Dann aber sah man plötzlich durch auseinanderfließendes Grün helle Steinprofile und plastisch gehobene Arme, eine Marmorgruppe nach der andern; sie stiegen bergauf; winkten halbverloren aus dunklem Gebüsch von der Höhe herab, wo allmählich einzelne Säulen hervortraten, weiße blendende Marmorsäulen, immer mehr und mehr, bis sie, ebenmäßig aneinandergereiht, wie eine Riesenharfe hoch über dem Waldgründunkel zu schweben schienen – das war der Peristyl des kleinen Schlosses, welches Donna Mercedes an das niedergebrannte Vaterhaus in der südlichen Heimath erinnerte.

Drüben, jenseits des Meeres, lag die Marmorpracht in rauchgeschwärzten Trümmern unter hochaufschießendem Gestrüpp und einem Netz von Lianen, die sich von den nahen Waldbäumen herübergeschaukelt und mit gierigen Armen nach dem gestürzten Menschenwerk gegriffen hatten. Hier war es auch, als kröchen Millionen grüngefiederter Netzfäden empor, um das weißschimmernde Haus zu umstricken, zu bewältigen; allein nicht ein biegsamer Ausläufer dieser Rank- und Kletterrosenmassen durfte weiter vorrücken, als der Menschenwille gestattete. Sie schlangen sich um das Terrassengemäuer, um die Bronzegeländer, das goldschimmernde Drahtgeflecht hier und da freilassend – es war, als stürze da eine schneeweiße, dort eine rosenfarbene Cascade von Stufe zu Stufe. Seitdem die „Amerikanerin“ Herrin des Schlößchens geworden, blieb es das Ziel gar manches Waldspaziergängers. Man wollte die schöne Frau sehen, wie sie, langsam wandelnd, zwischen den Lorbeer- und Rosenbäumen hinschritt oder die Terrassen herabkam, um sich auf ihr Pferd zu schwingen.

Es waren nahezu drei Jahre verflossen, seit Donna Mercedes die Besitzung gekauft hatte, und noch war der Reiz ihrer fremdartigen Erscheinung, der Ruf ihres fabelhaften Reichthums wie ein Wunder in Aller Munde, doppelt nachhaltig, weil sie wie eine geheimnißvolle Einsiedlerin streng zurückgezogen, aber sichtlich beglückt nur mit den zwei schönen Bruderskindern und der Majorin Lucian zusammenlebte.

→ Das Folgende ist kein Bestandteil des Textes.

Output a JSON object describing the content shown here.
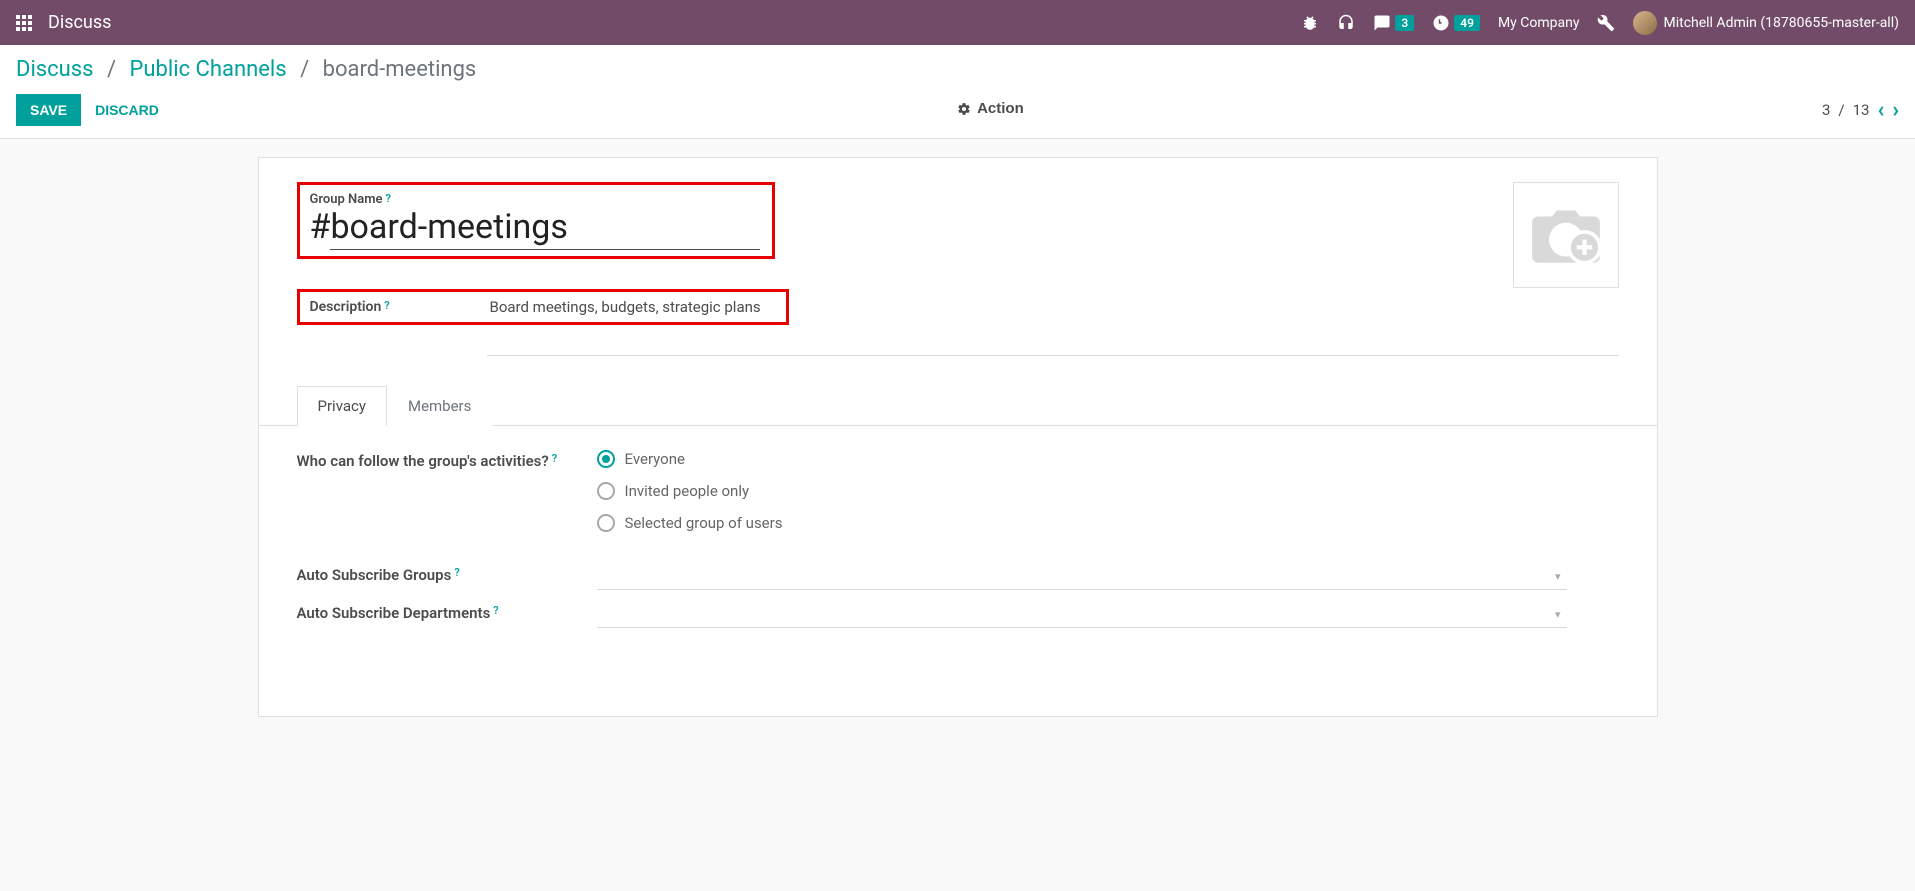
{
  "navbar": {
    "brand": "Discuss",
    "messages_count": "3",
    "activities_count": "49",
    "company": "My Company",
    "user": "Mitchell Admin (18780655-master-all)"
  },
  "breadcrumb": {
    "root": "Discuss",
    "section": "Public Channels",
    "current": "board-meetings"
  },
  "buttons": {
    "save": "SAVE",
    "discard": "DISCARD",
    "action": "Action"
  },
  "pager": {
    "current": "3",
    "total": "13"
  },
  "form": {
    "group_name_label": "Group Name",
    "group_name_prefix": "#",
    "group_name_value": "board-meetings",
    "description_label": "Description",
    "description_value": "Board meetings, budgets, strategic plans",
    "help": "?"
  },
  "tabs": {
    "privacy": "Privacy",
    "members": "Members"
  },
  "privacy": {
    "who_follow_label": "Who can follow the group's activities?",
    "options": {
      "everyone": "Everyone",
      "invited": "Invited people only",
      "group": "Selected group of users"
    },
    "auto_subscribe_groups": "Auto Subscribe Groups",
    "auto_subscribe_departments": "Auto Subscribe Departments"
  }
}
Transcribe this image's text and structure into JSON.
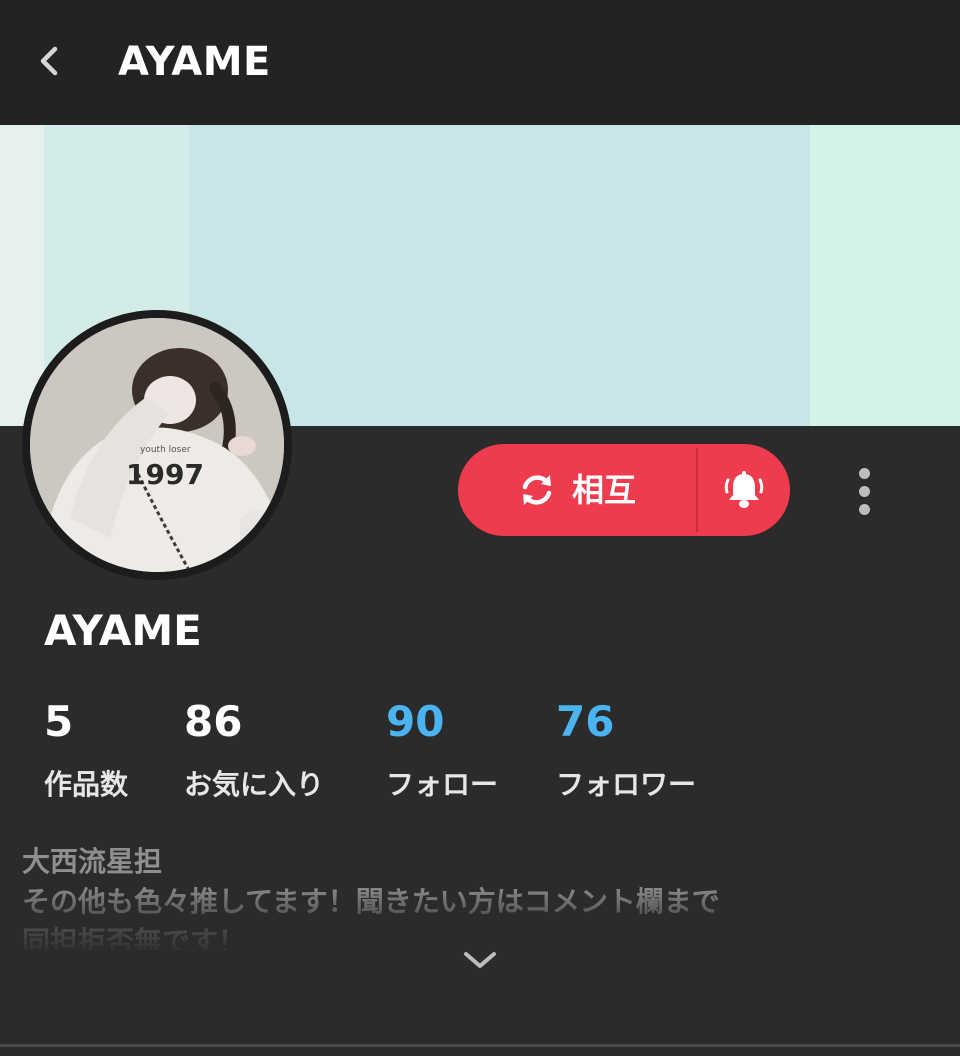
{
  "header": {
    "title": "AYAME",
    "back_icon": "chevron-left-icon"
  },
  "profile": {
    "name": "AYAME",
    "avatar_text": "1997",
    "avatar_small_text": "youth loser"
  },
  "actions": {
    "mutual_label": "相互",
    "mutual_icon": "refresh-icon",
    "bell_icon": "bell-icon",
    "more_icon": "more-vertical-icon",
    "accent_color": "#ee3b4e"
  },
  "stats": [
    {
      "value": "5",
      "label": "作品数"
    },
    {
      "value": "86",
      "label": "お気に入り"
    },
    {
      "value": "90",
      "label": "フォロー"
    },
    {
      "value": "76",
      "label": "フォロワー"
    }
  ],
  "bio": {
    "lines": [
      "大西流星担",
      "その他も色々推してます！聞きたい方はコメント欄まで",
      "同担拒否無です！"
    ],
    "expand_icon": "chevron-down-icon"
  },
  "colors": {
    "background": "#2b2b2b",
    "header": "#232323",
    "stat_highlight": "#4ab4f0"
  }
}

Die Majorin hatte ihr Wort wahr gemacht, nach welchem ihres Bleibens in dem alten Klosterhause nicht länger sein werde, als die Pflicht erheische. Sie war die alleinige Erbin des gesammten Wolfram’schen Besitzthums geblieben, da sich kein Testament ihres Bruders vorgefunden. Einige Monate nach den traurigen Ereignissen hatte sie das Klostergut verkauft und war in die „Villa Valmaseda“ übergesiedelt.

Thränen hatten in ihren Augen gezittert, als sie, das Klostergut verlassend, sich gesagt hatte, daß nun auch seine Zeit gekommen war, denn sie wußte, daß der neue Besitzer beabsichtige, das zusammensinkende Mönchswerk bis auf den Grundstein niederzureißen. Mit Wehmuth hörte sie, als sie schied, das Rollen und Rasseln der kleinen Pforte, das jeden wichtige Schritt, fast jedes Ereigniß ihres Lebens begleitet, ihren Gang zur Confirmation, zur Trauung, ihre Rückkehr aus der Welt – die Flucht des verstoßenen Sohnes, den letzten Weg des „verunglückten“ Bruders.

Es war ein schweres Scheiden gewesen, aber schon nach wenigen Monaten hatte Donna Mercedes mit stiller Freude beobachtet, wie der Blick der Majorin heller, der gramvolle, tiefgehende Ton ihrer Stimme weicher geworden war, wie die Augen aufstrahlten, wenn die schönen Enkel in fröhlichem Spiel mit Pirat um sie herumtollten.

Auch nach der Arbeit, die ihr früher so oft über verborgene Seelenschmerzen hinweggeholfen, hatte sie gegriffen und trotz aller Bitten ihrer Gefährtin, nun nach einem so harten, arbeitsvollen Leben zu ruhen, das Regiment über die Wirthschaft, über das Dienstpersonal im Hause in die Hand genommen. Alles beugte sich willig und ehrerbietig unter das Scepter der rüstigen Matrone, das streng, aber zu Gedeihen und Wohlfahrt Aller gehandhabt wurde. Und was sie einst in Selbstüberhebung und Eigendünkel finster zurückgewiesen, die Liebe Anderer, das genoß sie jetzt in vollem Maße, und ihr so lange unterdrücktes Herz erquickte sich daran. Donna Mercedes brachte ihr die Zärtlichkeit einer Tochter entgegen, und Einer draußen in der Welt, der einst als Kind unter ihren Augen drüben auf dem Parterre des Schillingshofes mit ihrem Knaben gespielt, der ihm ein treuer Freund bis in den Tod hinein gewesen, er war ihrem Herzen nahe getreten, als sei er ein Bruder dessen, der jenseits des Meeres unter der Erde schlief.